- Born: February 18, 1989 Iraq
- Died: November 2, 2009 (aged 20) Phoenix, Arizona, U.S.
- Cause of death: Struck by motor vehicle
- Education: Glendale Community College, Dysart High School
- Occupations: Student, various part-time jobs

= Murder of Noor Almaleki =

Iraqi-American victim of honor killing (1989–2009)

Noor Faleh Almaleki (نور فالح المالكي; c. 1989 – November 2, 2009) was an Iraqi American woman who was murdered by her father in an honor killing.

==Background==
Noor's family left Iraq when she was four years old, immigrating to Glendale, Arizona in the mid-1990s, and later moving to the Paradise Views subdivision of Phoenix. Noor's father, Faleh Hassan Almaleki, originated from Basra, Iraq and later became a US citizen, while Noor graduated from Dysart High School in El Mirage. Before her death, she was attending Glendale Community College.

Growing up, Noor was expected to cook, clean, and help to take care of her six younger siblings or else she would be beaten, according to one account. Noor considered herself Muslim and was fluent in Arabic, but had begun to assimilate into American culture, shifting her attire and social habits. Faleh strongly disapproved of this assimilation, particularly objecting to her socializing with men.

In 2008, Noor was taken to Iraq after having a marriage to an older cousin arranged for her by her father, but upon returning to Arizona she began dating someone of her own choosing. Abigail Pesta, the editor-at-large of Marie Claire, wrote, "It's unclear whether a wedding actually took place."

In an attempt to distance herself from the physical abuse she received at home, Noor began to move in and out of the family home, living with different friends while being hunted down by her parents. In the spring of 2009, Noor moved into her own apartment, but lost income when her family members turned up at her places of employment, forcing her to move back into her family's house. In June 2009, she moved into another Iraqi American household, with whom her family had strained relations. She began dating Marwan Alebadi, the son of the family, which upset her relatives.

==Crime and arrest==
On October 20, 2009, Noor was interpreting for her boyfriend's mother, Amal Edan Khalaf, at an office of the Arizona Department of Economic Security in Peoria. After Noor and Amal left the office, Faleh struck them both with his vehicle. This left Noor with a brain bleed, partial paralysis, and several other injuries, consequently slipping into a coma. The collision also fractured Amal's pelvis, though she survived. Faleh promptly fled the scene.

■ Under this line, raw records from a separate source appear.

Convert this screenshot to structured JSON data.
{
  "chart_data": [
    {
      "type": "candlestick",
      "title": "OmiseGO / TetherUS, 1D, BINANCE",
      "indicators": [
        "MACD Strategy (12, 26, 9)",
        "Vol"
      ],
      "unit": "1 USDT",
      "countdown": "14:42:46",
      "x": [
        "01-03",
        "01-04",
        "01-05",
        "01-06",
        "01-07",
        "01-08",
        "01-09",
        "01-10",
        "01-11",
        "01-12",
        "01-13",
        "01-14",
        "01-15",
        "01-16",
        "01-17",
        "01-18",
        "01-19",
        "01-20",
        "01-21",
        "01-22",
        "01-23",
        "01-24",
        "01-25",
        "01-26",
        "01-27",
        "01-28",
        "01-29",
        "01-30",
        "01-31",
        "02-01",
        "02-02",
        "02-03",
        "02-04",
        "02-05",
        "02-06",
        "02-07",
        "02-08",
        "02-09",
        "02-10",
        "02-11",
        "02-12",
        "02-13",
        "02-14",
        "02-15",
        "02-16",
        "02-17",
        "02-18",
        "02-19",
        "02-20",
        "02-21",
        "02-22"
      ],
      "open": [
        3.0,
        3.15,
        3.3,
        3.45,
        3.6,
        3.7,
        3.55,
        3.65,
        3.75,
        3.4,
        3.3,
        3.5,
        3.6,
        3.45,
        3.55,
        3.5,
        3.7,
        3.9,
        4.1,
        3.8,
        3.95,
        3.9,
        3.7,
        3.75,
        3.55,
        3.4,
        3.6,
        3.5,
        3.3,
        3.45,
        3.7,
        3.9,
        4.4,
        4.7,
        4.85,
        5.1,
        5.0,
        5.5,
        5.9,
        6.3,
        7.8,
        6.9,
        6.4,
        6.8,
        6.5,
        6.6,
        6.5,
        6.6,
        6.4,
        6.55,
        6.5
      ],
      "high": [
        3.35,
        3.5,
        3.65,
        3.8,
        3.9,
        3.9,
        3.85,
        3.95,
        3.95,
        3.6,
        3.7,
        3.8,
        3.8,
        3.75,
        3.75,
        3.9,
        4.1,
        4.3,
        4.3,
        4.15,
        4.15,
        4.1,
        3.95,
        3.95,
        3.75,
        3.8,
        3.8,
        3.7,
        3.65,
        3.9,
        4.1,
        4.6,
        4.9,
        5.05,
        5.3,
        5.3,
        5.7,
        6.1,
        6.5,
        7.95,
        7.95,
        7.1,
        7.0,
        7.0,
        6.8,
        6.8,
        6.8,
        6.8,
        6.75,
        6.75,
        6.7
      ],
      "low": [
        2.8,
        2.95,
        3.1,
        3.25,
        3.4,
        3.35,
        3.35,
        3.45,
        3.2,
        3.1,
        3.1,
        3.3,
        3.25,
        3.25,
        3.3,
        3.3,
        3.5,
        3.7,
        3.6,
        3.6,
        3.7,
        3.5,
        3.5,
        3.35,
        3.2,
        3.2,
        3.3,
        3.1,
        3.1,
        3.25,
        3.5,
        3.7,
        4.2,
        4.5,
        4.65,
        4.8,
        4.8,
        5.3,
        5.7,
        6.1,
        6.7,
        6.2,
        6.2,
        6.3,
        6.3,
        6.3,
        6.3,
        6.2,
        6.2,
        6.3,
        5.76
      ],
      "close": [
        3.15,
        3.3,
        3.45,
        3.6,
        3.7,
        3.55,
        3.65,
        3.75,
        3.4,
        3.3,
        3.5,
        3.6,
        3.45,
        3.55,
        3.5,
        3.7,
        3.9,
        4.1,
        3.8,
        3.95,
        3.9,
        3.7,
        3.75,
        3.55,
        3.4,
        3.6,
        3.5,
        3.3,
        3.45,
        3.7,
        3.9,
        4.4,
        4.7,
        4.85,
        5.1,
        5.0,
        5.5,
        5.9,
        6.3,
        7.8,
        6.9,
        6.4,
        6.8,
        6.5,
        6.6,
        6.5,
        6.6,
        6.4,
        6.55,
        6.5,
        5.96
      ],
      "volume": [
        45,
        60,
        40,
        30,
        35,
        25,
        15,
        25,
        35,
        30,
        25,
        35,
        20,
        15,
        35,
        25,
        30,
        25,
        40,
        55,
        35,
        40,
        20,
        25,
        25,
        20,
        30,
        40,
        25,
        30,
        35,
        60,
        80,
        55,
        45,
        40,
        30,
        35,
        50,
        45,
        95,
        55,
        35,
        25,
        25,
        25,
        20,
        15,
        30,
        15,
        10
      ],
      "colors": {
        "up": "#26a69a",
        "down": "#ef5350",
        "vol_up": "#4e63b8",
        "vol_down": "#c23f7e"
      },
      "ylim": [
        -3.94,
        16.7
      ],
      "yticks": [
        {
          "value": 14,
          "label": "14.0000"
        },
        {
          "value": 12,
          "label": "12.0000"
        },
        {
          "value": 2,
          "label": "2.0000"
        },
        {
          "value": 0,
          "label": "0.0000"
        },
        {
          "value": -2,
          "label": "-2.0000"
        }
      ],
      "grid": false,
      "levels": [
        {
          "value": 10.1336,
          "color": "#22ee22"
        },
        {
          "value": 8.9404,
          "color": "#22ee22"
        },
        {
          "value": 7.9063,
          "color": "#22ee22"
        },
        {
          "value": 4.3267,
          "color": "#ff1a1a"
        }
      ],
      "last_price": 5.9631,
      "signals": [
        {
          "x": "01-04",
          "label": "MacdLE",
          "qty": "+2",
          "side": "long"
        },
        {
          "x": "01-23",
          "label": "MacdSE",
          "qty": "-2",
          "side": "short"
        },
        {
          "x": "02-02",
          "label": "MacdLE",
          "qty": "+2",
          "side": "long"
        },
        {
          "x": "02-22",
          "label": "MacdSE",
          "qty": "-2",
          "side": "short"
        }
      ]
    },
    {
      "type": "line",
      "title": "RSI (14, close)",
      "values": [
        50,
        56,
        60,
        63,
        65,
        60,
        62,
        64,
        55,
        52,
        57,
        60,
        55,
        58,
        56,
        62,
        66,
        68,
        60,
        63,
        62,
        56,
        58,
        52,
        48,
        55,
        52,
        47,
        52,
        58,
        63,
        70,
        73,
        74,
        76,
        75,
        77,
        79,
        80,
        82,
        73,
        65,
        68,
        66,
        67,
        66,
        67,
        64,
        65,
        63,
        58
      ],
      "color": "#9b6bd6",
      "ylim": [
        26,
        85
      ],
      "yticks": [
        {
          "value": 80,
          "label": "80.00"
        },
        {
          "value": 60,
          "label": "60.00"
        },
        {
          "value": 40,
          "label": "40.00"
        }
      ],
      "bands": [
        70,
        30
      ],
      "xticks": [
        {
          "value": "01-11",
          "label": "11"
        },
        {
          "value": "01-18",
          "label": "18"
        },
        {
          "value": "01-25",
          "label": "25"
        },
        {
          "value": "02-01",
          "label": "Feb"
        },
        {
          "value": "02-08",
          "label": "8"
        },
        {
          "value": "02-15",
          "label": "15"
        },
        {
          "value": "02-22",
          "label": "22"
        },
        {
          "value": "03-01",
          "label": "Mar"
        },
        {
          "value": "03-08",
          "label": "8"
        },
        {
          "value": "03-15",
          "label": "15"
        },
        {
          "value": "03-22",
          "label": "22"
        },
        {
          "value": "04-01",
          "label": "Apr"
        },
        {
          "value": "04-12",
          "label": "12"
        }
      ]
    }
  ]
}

According to police records, Noor's family had attempted to assist Faleh in fleeing the country. Faleh drove to Mexico, abandoned his car in the city of Nogales, and boarded a flight to London from Mexico City. He was caught by the UK Border Agency on October 29, and did not grant him entry, being subsequently arrested following British deportation to the United States.

In the days following the incident, Noor underwent spinal surgery, where she was operated upon under police protection. After speaking with Noor's family, authorities decided not to reveal her location, fearing for her safety. A urinary tract infection caused by the incident would eventually spread to Noor’s heart. Maricopa County medical examiner Dr. Kevin Horn stated that this infection, not direct injuries from the collision, was her ultimate cause of death. On November 2 she was pronounced brain dead, and at the request of her family, her life support was disconnected.

== Criminal penalty and aftermath ==
The trial began on January 24, 2011. At the trial, Faleh's lawyers stated that he did not intend to kill the two women with his vehicle and was therefore guilty of second-degree murder. Prosecutors attempted to get a first-degree murder conviction, but did not seek capital punishment against Faleh. On February 22, 2011 Faleh was convicted of second-degree murder, as the jury did not find that the act was premeditated.

On April 15, 2011, Faleh was sentenced to 34.5 years in prison to be served consecutively on multiple counts: one count of second-degree murder, one of aggravated assault, and two of leaving the scene of an accident. He was incarcerated for 13 years before dying on November 10, 2024, at the age of 63.

Soon after the incident, friends of Noor's established a Facebook group in her honor; by 2010 it had garnered around 4,000 members, though the page has since been deleted.

On the night of September 1, 2012, 48 Hours Mystery aired an episode about the incident.